Disrupting Power from Las Rajaduras
DOI:
https://doi.org/10.14507/cie.vol26iss3.2340Keywords:
Testimonio, resistance, spirituality, rajaduras, LatinaAbstract
I was a child when I was first captivated by the energy of the parties my neighbors, Ilea and Cucho, would have. When I was eighteen, I dipped my toes in the waters of La Regla de Osha for the first time. I have since spent decades swimming in it, being healed by it, and nurturing my faith because of it and other spiritual paths my journey has taken me onto. I put it away, like a secret when I began studying to become a teacher. Throughout the years after, I eventually opened up to some, but overall stayed quiet about my beliefs because I thought the academic world and the spiritual world could not exist in the same space. Following the summer of a biopsy scare, during my third year in my doctoral program and final year in K-12 classrooms, I found Gloria Anzaldúa and testimonio, and my worlds began to merge.

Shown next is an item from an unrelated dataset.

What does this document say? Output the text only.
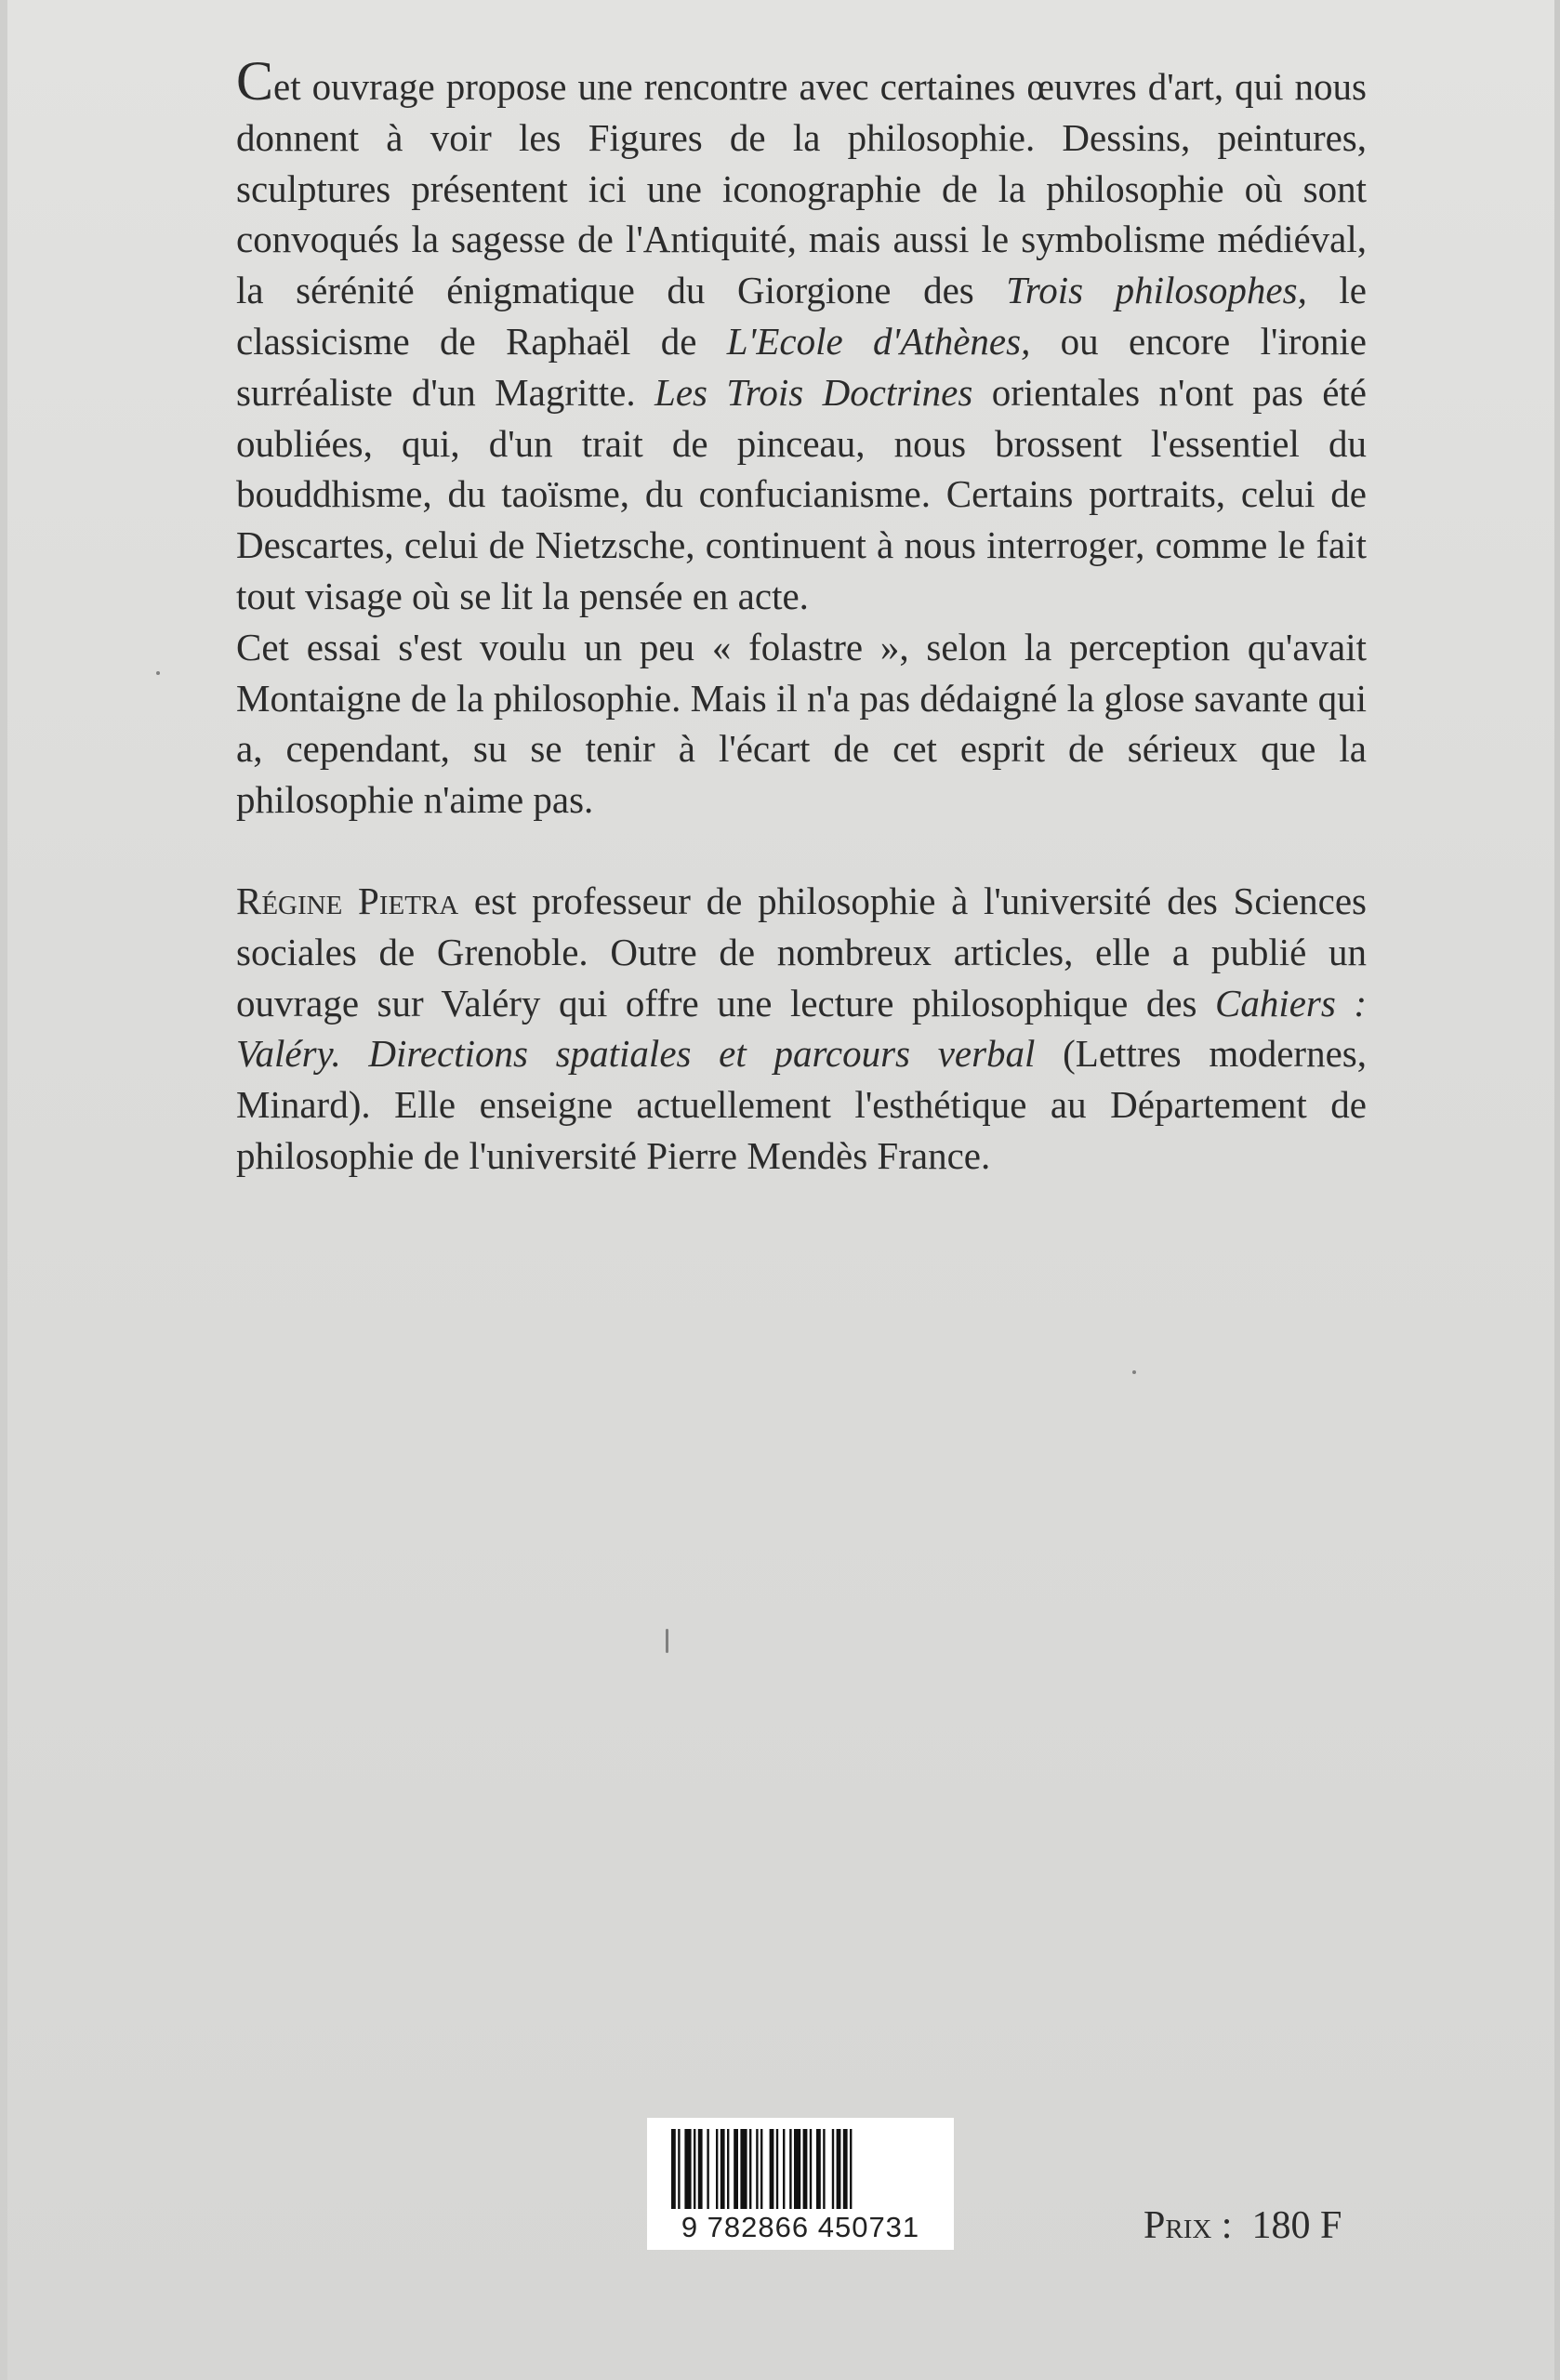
Cet ouvrage propose une rencontre avec certaines œuvres d'art, qui nous donnent à voir les Figures de la philosophie. Dessins, peintures, sculptures présentent ici une iconographie de la philosophie où sont convoqués la sagesse de l'Antiquité, mais aussi le symbolisme médiéval, la sérénité énigmatique du Giorgione des Trois philosophes, le classicisme de Raphaël de L'Ecole d'Athènes, ou encore l'ironie surréaliste d'un Magritte. Les Trois Doctrines orientales n'ont pas été oubliées, qui, d'un trait de pinceau, nous brossent l'essentiel du bouddhisme, du taoïsme, du confucianisme. Certains portraits, celui de Descartes, celui de Nietzsche, continuent à nous interroger, comme le fait tout visage où se lit la pensée en acte.

Cet essai s'est voulu un peu « folastre », selon la perception qu'avait Montaigne de la philosophie. Mais il n'a pas dédaigné la glose savante qui a, cependant, su se tenir à l'écart de cet esprit de sérieux que la philosophie n'aime pas.

Régine Pietra est professeur de philosophie à l'université des Sciences sociales de Grenoble. Outre de nombreux articles, elle a publié un ouvrage sur Valéry qui offre une lecture philosophique des Cahiers : Valéry. Directions spatiales et parcours verbal (Lettres modernes, Minard). Elle enseigne actuellement l'esthétique au Département de philosophie de l'université Pierre Mendès France.

9 782866 450731	Prix : 180 F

My research began to expand from one quantitative study to a three-study dissertation that also included a systematic literature review and post-qualitative inquiry. My post-qualitative inquiry was a testimonio of resistance that included all of my work until then, alongside the belief systems that had been my foundation in persisting and resisting systemic bias within the ivory towers of K-12 and academia that are perpetually trying to marginalize Latinas. Grounded in testimonio traditions (Latina Feminist Group, 2001; Pérez Huber, 2008; Solórzano & Bernal, 2001) in both theory and praxis, along with post-qualitative inquiry (Kuntz, 2015, 2021) and translanguaging/linguistic justice (Aponte-Safe et al., 2022; Díaz, 2008; Torres & Vásquez, 2012), this work embraces storytelling as a means of survival and transformative knowledge-making. This is my story from the cracks/las rajaduras (Anzaldúa, 2015) – one voice to join the collective voices seeking to shift paradigms and disrupt the powers that try to force us to assimilate, hide, and silence who we are.